The memory of his ‘gift’ had come back to us as soon as he made me his target. While rebuking in love and grace is something we all have to do sometimes, there was no love or grace in his message at all despite his claims that his words were meant ‘for our good’.
Soon after his attack, I went to the Lord to pray for this man as I was now deeply distressed over his inflammatory statements and accusations. To make a long story short, He confirmed that this man’s words were straight from the enemy and were meant to destroy us.
In this man’s communication, he claimed that he had been sent by Jesus to rebuke me for my supposed ‘association’ with the Masons, along with other things related to the occult. Without supplying any proof, he then accused me of ‘channeling demons’ and being an automatic writer controlled by demons while in a ‘trance state’.
Remember that this was all coming from someone who does not even know me and has never even spoken with me. All the while, this very same man then attends a church that he himself has lambasted as being completely unscriptural simply to keep ‘peace in the family’.
We were both rattled and immediately wanted to retaliate with some inflammatory words of our own.
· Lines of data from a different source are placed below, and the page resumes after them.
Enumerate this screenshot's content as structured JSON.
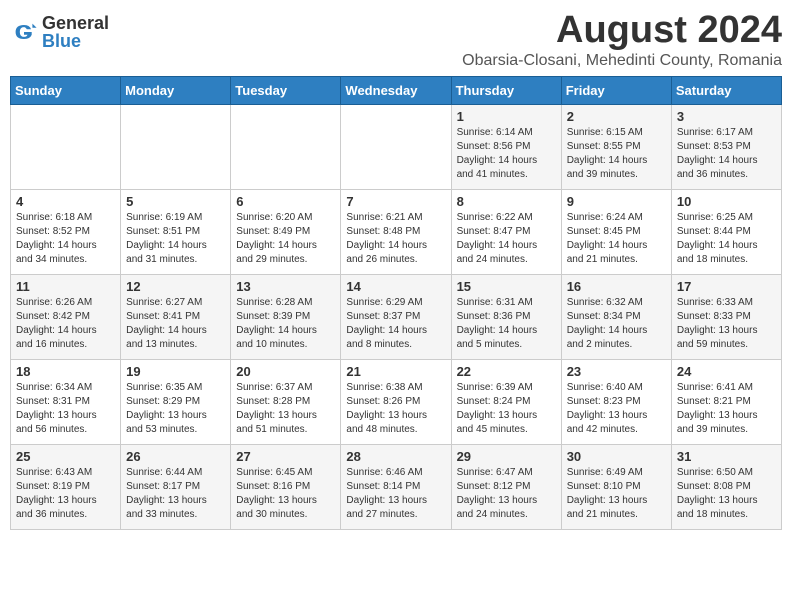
{
  "header": {
    "logo_general": "General",
    "logo_blue": "Blue",
    "month_title": "August 2024",
    "location": "Obarsia-Closani, Mehedinti County, Romania"
  },
  "days_of_week": [
    "Sunday",
    "Monday",
    "Tuesday",
    "Wednesday",
    "Thursday",
    "Friday",
    "Saturday"
  ],
  "weeks": [
    [
      {
        "day": "",
        "info": ""
      },
      {
        "day": "",
        "info": ""
      },
      {
        "day": "",
        "info": ""
      },
      {
        "day": "",
        "info": ""
      },
      {
        "day": "1",
        "info": "Sunrise: 6:14 AM\nSunset: 8:56 PM\nDaylight: 14 hours\nand 41 minutes."
      },
      {
        "day": "2",
        "info": "Sunrise: 6:15 AM\nSunset: 8:55 PM\nDaylight: 14 hours\nand 39 minutes."
      },
      {
        "day": "3",
        "info": "Sunrise: 6:17 AM\nSunset: 8:53 PM\nDaylight: 14 hours\nand 36 minutes."
      }
    ],
    [
      {
        "day": "4",
        "info": "Sunrise: 6:18 AM\nSunset: 8:52 PM\nDaylight: 14 hours\nand 34 minutes."
      },
      {
        "day": "5",
        "info": "Sunrise: 6:19 AM\nSunset: 8:51 PM\nDaylight: 14 hours\nand 31 minutes."
      },
      {
        "day": "6",
        "info": "Sunrise: 6:20 AM\nSunset: 8:49 PM\nDaylight: 14 hours\nand 29 minutes."
      },
      {
        "day": "7",
        "info": "Sunrise: 6:21 AM\nSunset: 8:48 PM\nDaylight: 14 hours\nand 26 minutes."
      },
      {
        "day": "8",
        "info": "Sunrise: 6:22 AM\nSunset: 8:47 PM\nDaylight: 14 hours\nand 24 minutes."
      },
      {
        "day": "9",
        "info": "Sunrise: 6:24 AM\nSunset: 8:45 PM\nDaylight: 14 hours\nand 21 minutes."
      },
      {
        "day": "10",
        "info": "Sunrise: 6:25 AM\nSunset: 8:44 PM\nDaylight: 14 hours\nand 18 minutes."
      }
    ],
    [
      {
        "day": "11",
        "info": "Sunrise: 6:26 AM\nSunset: 8:42 PM\nDaylight: 14 hours\nand 16 minutes."
      },
      {
        "day": "12",
        "info": "Sunrise: 6:27 AM\nSunset: 8:41 PM\nDaylight: 14 hours\nand 13 minutes."
      },
      {
        "day": "13",
        "info": "Sunrise: 6:28 AM\nSunset: 8:39 PM\nDaylight: 14 hours\nand 10 minutes."
      },
      {
        "day": "14",
        "info": "Sunrise: 6:29 AM\nSunset: 8:37 PM\nDaylight: 14 hours\nand 8 minutes."
      },
      {
        "day": "15",
        "info": "Sunrise: 6:31 AM\nSunset: 8:36 PM\nDaylight: 14 hours\nand 5 minutes."
      },
      {
        "day": "16",
        "info": "Sunrise: 6:32 AM\nSunset: 8:34 PM\nDaylight: 14 hours\nand 2 minutes."
      },
      {
        "day": "17",
        "info": "Sunrise: 6:33 AM\nSunset: 8:33 PM\nDaylight: 13 hours\nand 59 minutes."
      }
    ],
    [
      {
        "day": "18",
        "info": "Sunrise: 6:34 AM\nSunset: 8:31 PM\nDaylight: 13 hours\nand 56 minutes."
      },
      {
        "day": "19",
        "info": "Sunrise: 6:35 AM\nSunset: 8:29 PM\nDaylight: 13 hours\nand 53 minutes."
      },
      {
        "day": "20",
        "info": "Sunrise: 6:37 AM\nSunset: 8:28 PM\nDaylight: 13 hours\nand 51 minutes."
      },
      {
        "day": "21",
        "info": "Sunrise: 6:38 AM\nSunset: 8:26 PM\nDaylight: 13 hours\nand 48 minutes."
      },
      {
        "day": "22",
        "info": "Sunrise: 6:39 AM\nSunset: 8:24 PM\nDaylight: 13 hours\nand 45 minutes."
      },
      {
        "day": "23",
        "info": "Sunrise: 6:40 AM\nSunset: 8:23 PM\nDaylight: 13 hours\nand 42 minutes."
      },
      {
        "day": "24",
        "info": "Sunrise: 6:41 AM\nSunset: 8:21 PM\nDaylight: 13 hours\nand 39 minutes."
      }
    ],
    [
      {
        "day": "25",
        "info": "Sunrise: 6:43 AM\nSunset: 8:19 PM\nDaylight: 13 hours\nand 36 minutes."
      },
      {
        "day": "26",
        "info": "Sunrise: 6:44 AM\nSunset: 8:17 PM\nDaylight: 13 hours\nand 33 minutes."
      },
      {
        "day": "27",
        "info": "Sunrise: 6:45 AM\nSunset: 8:16 PM\nDaylight: 13 hours\nand 30 minutes."
      },
      {
        "day": "28",
        "info": "Sunrise: 6:46 AM\nSunset: 8:14 PM\nDaylight: 13 hours\nand 27 minutes."
      },
      {
        "day": "29",
        "info": "Sunrise: 6:47 AM\nSunset: 8:12 PM\nDaylight: 13 hours\nand 24 minutes."
      },
      {
        "day": "30",
        "info": "Sunrise: 6:49 AM\nSunset: 8:10 PM\nDaylight: 13 hours\nand 21 minutes."
      },
      {
        "day": "31",
        "info": "Sunrise: 6:50 AM\nSunset: 8:08 PM\nDaylight: 13 hours\nand 18 minutes."
      }
    ]
  ]
}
I felt the Lord call me to pray to Him for strength and guidance.
“Thank You, Lord, for telling me just now not to worry and that You have this. Thank You for calling me up to give me instructions.”
When I went to Him, He had me first pray for this man. He then had me release this man back to Him. He then had me lay all of his accusations and charges before Him and at the foot of the Cross.
“Thank You, Lord, as I could not have done this without Your strength and wisdom. I was not in a good place, but, thank You, Lord, You are always in a good place.”
Jesus then gave me a word concerning this man. While He ensured me that this would eventually end up in a positive way for this man, He had also indicated that He would be dealing with this man’s ‘issues with pride’ first.
The Lord informed me that we would not hear from this man for a while. He then gave me further instructions on all of this, along with a vision that I was not to share at this time.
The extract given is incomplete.